Interspike intervals as a discrete time series with history and randomness

Neurons are fundamental components of neural systems. Organized neural activity is key for proper function at many scales, from small central pattern generating circuits to large populations of neurons. Neurons can show considerable variability in their spiking regularity; this variability is attributed to a number of different sources, including probabilistic synaptic processes and stochastic ion channel activity [1]. The role of variability in neural processes is complex: for example, more variability in an input signal may enhance the consistency of output spiking [2], but spike variability poses problems for systems or theories that require precise event timing, such as spike-timing dependent plasticity [3].

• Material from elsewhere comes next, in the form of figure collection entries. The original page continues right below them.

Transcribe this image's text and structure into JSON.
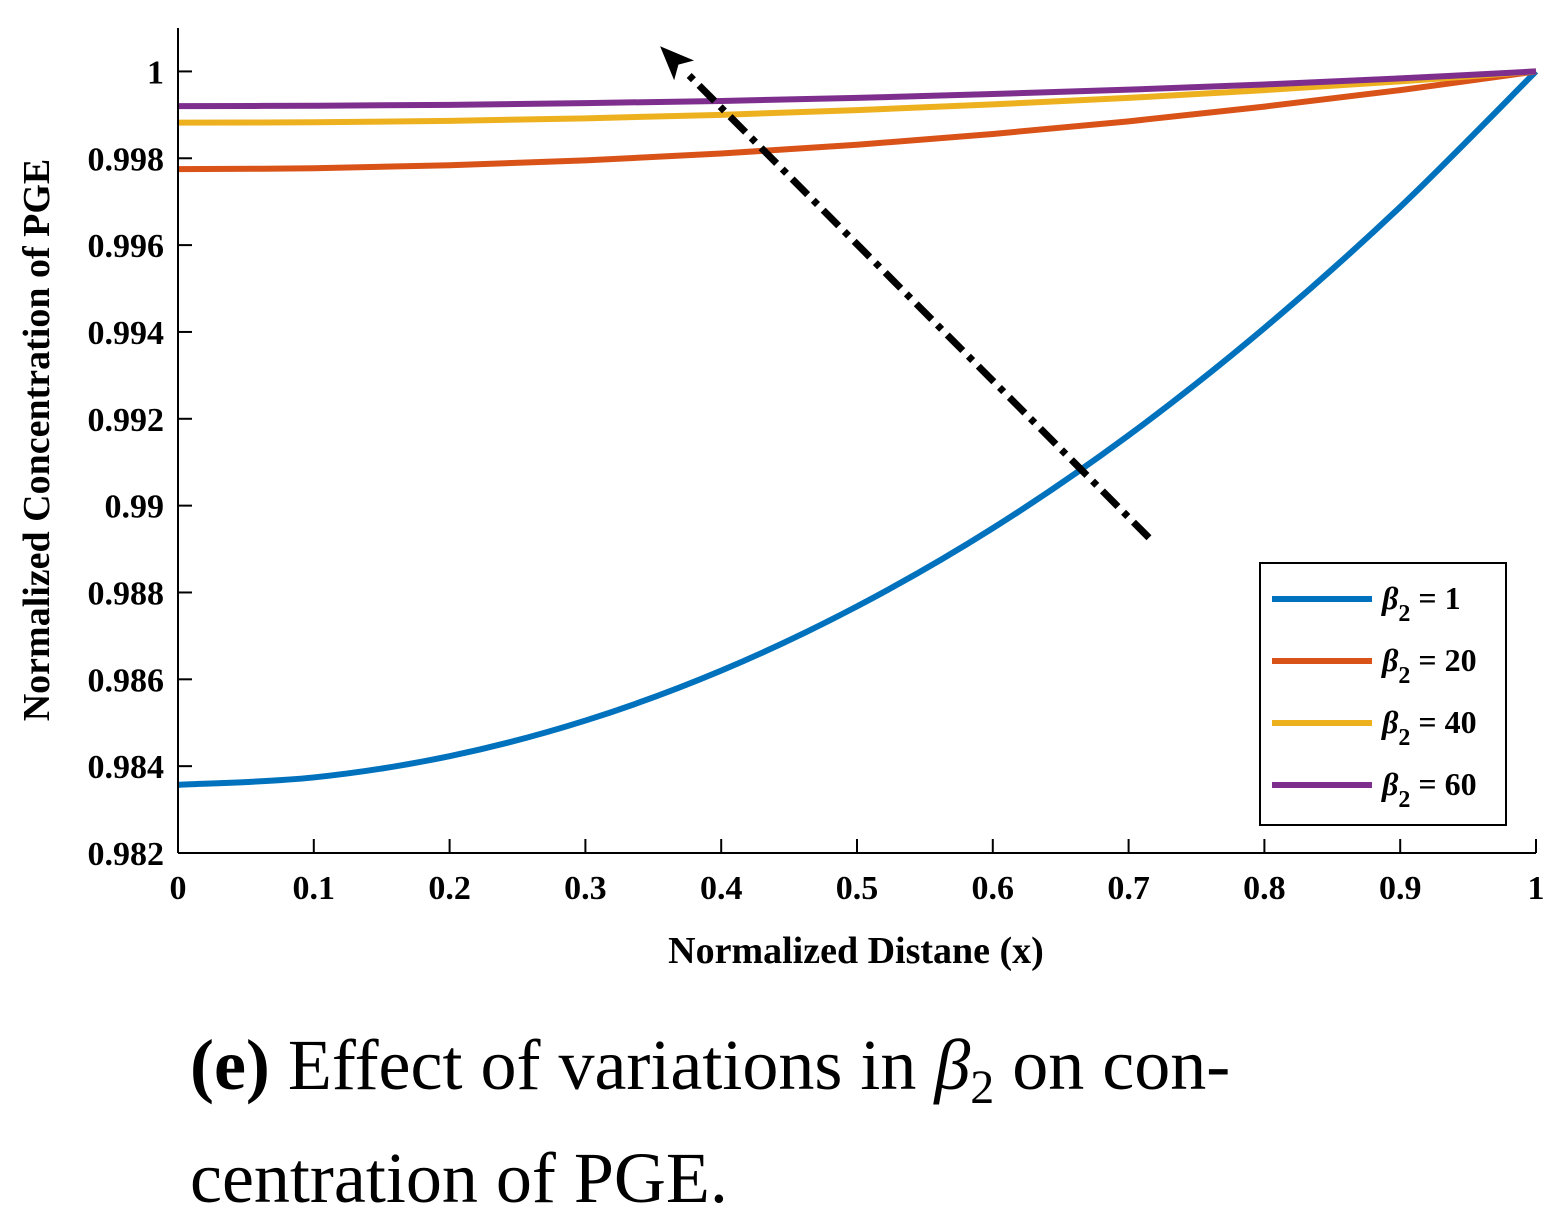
{
  "chart_data": {
    "type": "line",
    "xlabel": "Normalized Distane (x)",
    "ylabel": "Normalized Concentration of PGE",
    "xlim": [
      0,
      1
    ],
    "ylim": [
      0.982,
      1.001
    ],
    "x_ticks": [
      "0",
      "0.1",
      "0.2",
      "0.3",
      "0.4",
      "0.5",
      "0.6",
      "0.7",
      "0.8",
      "0.9",
      "1"
    ],
    "y_ticks": [
      "0.982",
      "0.984",
      "0.986",
      "0.988",
      "0.99",
      "0.992",
      "0.994",
      "0.996",
      "0.998",
      "1"
    ],
    "x": [
      0,
      0.1,
      0.2,
      0.3,
      0.4,
      0.5,
      0.6,
      0.7,
      0.8,
      0.9,
      1.0
    ],
    "series": [
      {
        "name": "β2 = 1",
        "symbol": "β",
        "subscript": "2",
        "value_text": " = 1",
        "color": "#0072BD",
        "values": [
          0.98357,
          0.98374,
          0.98423,
          0.98505,
          0.9862,
          0.98768,
          0.98948,
          0.99162,
          0.99409,
          0.99688,
          1.0
        ]
      },
      {
        "name": "β2 = 20",
        "symbol": "β",
        "subscript": "2",
        "value_text": " = 20",
        "color": "#D95319",
        "values": [
          0.99775,
          0.99777,
          0.99784,
          0.99795,
          0.99811,
          0.99831,
          0.99856,
          0.99885,
          0.99919,
          0.99957,
          1.0
        ]
      },
      {
        "name": "β2 = 40",
        "symbol": "β",
        "subscript": "2",
        "value_text": " = 40",
        "color": "#EDB120",
        "values": [
          0.99882,
          0.99883,
          0.99886,
          0.99892,
          0.999,
          0.99911,
          0.99924,
          0.99939,
          0.99957,
          0.99977,
          1.0
        ]
      },
      {
        "name": "β2 = 60",
        "symbol": "β",
        "subscript": "2",
        "value_text": " = 60",
        "color": "#7E2F8E",
        "values": [
          0.9992,
          0.99921,
          0.99923,
          0.99927,
          0.99932,
          0.99939,
          0.99948,
          0.99958,
          0.9997,
          0.99984,
          1.0
        ]
      }
    ],
    "annotation": {
      "type": "dash-dot arrow",
      "from": [
        0.715,
        0.98926
      ],
      "to": [
        0.355,
        1.00058
      ],
      "color": "#000000"
    },
    "legend_position": "bottom-right"
  },
  "caption": {
    "label": "(e)",
    "text_before": "Effect of variations in ",
    "symbol": "β",
    "subscript": "2",
    "text_after": " on con-centration of PGE."
  }
}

In this work, we characterized the variability of intrinsically active neurons over time and found that all cells studied shared certain features. We measured intracellularly from synaptically-isolated, endogenously spiking Aplysia californica invertebrate neurons for 2 or more hours in a temperature-controlled preparation to determine the regularity of interspike intervals. We determined that sequential ISIs show strong positive correlation with prior ISIs and this correlation remains high for many lag values, indicating that the ISI sequence shows history. In contrast, sequential values of the change in ISI (delta ISI) show a single prominent negative autocorrelation coefficient; this indicates that delta ISI correlates strongest with one previous delta ISI, and the negative sign suggests a tendency for delta ISI values to remain within some range. We find that ISI sequences from intrinsically spiking neurons in this system can be represented using autoregressive integrated moving average (ARIMA) models. In addition, delta ISI distributions are symmetric and Gaussian-like with heavy tails. Recent literature reports that heavy-tailed ISI distributions that show positive serial correlation values may result from stochastic activity in populations of adapting ion channels [4, 5]; we are currently investigating the cellular features that can produce an ARIMA process, paying particular attention to channel dynamics.

We present here an ISI variability model that captures statistical features of experimental data, which are essentially history and randomness. Existing explanations for neural spiking variability include properties of synaptic conductances [6], neural input [7], and ion channels [8]; these factors are modeled in simulation as or in combination with random processes that represent noisy inputs, which are then added to the membrane voltage. The phenomenological description of the ISI sequence itself as an ARIMA process with stochastic noise and history is a unique addition to the collection of neural noise models; it does not require explicit description or addition of cellular-level processes, it constrains correlational features rather than ISI distribution shape, and it represents intrinsic spike variability that is not due to synapses.

This work was funded by NIH NS 54281.